The 1995 Oklahoma City Bombing & Trauma Response

I had started teaching class at exactly 9:00 a.m. at the university where I was a faculty member in Oklahoma City.

One minute later, at 9:01 a.m. on April 19, 1995, we all heard it from our classroom six miles away: the explosion that was the Oklahoma City bombing at the Alfred P. Murrah Federal Building.

I said aloud to the class, “What was that?”

We paused.

And then I continued to teach.

This was 1995, long before live, up-to-the-minute news streamed across our screens. It was not until later in the day that we learned what had happened.

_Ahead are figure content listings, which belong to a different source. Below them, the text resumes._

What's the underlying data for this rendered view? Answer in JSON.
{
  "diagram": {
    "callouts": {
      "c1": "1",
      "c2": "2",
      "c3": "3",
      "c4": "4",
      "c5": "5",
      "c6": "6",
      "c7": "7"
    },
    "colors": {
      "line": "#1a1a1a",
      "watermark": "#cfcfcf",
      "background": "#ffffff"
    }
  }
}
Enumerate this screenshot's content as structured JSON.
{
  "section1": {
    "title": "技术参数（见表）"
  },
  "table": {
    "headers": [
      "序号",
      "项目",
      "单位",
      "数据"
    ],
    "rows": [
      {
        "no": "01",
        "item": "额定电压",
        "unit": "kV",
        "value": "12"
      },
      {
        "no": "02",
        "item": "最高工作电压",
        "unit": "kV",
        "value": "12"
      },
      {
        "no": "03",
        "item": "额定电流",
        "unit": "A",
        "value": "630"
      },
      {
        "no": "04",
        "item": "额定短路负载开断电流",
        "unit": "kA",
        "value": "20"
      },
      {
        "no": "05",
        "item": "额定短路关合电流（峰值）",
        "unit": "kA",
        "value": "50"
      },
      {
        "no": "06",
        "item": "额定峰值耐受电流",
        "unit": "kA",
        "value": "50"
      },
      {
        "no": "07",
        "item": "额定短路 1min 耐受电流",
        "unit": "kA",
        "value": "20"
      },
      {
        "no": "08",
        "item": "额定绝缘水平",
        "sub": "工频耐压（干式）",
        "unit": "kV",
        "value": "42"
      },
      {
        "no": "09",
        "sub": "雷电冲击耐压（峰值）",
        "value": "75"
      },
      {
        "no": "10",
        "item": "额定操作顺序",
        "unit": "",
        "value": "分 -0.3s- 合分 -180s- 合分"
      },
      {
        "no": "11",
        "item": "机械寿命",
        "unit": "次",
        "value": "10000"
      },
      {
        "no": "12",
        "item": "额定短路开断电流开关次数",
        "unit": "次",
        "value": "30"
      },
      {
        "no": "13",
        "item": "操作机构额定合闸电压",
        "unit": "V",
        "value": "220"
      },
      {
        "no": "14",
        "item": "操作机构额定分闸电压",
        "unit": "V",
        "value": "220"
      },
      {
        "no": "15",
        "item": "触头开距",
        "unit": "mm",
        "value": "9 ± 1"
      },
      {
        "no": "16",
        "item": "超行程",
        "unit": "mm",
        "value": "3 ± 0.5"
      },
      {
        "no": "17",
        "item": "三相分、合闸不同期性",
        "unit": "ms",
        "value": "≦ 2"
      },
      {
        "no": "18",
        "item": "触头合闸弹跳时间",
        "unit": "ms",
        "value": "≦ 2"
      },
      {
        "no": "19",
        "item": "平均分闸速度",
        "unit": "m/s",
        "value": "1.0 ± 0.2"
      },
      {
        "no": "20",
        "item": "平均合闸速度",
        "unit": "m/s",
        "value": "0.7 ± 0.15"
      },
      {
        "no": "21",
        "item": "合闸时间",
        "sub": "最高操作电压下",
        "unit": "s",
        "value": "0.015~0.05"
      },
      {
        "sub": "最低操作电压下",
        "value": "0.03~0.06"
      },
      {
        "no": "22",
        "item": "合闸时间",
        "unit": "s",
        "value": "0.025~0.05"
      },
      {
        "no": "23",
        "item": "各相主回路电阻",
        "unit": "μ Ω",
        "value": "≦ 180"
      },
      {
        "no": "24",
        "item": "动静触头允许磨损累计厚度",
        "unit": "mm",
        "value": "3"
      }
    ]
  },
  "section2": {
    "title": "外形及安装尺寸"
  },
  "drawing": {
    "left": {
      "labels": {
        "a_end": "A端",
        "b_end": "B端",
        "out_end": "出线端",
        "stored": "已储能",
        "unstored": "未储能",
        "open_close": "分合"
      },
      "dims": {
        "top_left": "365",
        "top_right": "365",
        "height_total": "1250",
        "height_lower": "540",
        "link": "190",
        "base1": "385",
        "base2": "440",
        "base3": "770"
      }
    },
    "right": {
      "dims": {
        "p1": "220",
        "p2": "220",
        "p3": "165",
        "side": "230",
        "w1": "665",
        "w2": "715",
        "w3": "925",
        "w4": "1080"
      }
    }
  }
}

In the days and weeks that followed, I was fortunate to be one of several people able to offer trauma-based responses to those who had experienced suffering.

Mind you, I was young. I did not yet have the training or perspective to offer the kind of clinical care I would hope to offer now. And yet, there I was, in Oklahoma City, responding.



A Christian church experienced major devastation that day. First Baptist Church, located across the street from the Alfred P. Murrah Federal Building, suffered major damage in the bombing.

A few years later, I was fortunate to purchase this stained-glass lighthouse, created from the debris of the broken stained glass from within the church. I bought it myself at First Baptist Church in Oklahoma City.

I hold on to it as a reminder of the trauma of that experience, the hope of restoration, and the light that can still shine after rupture.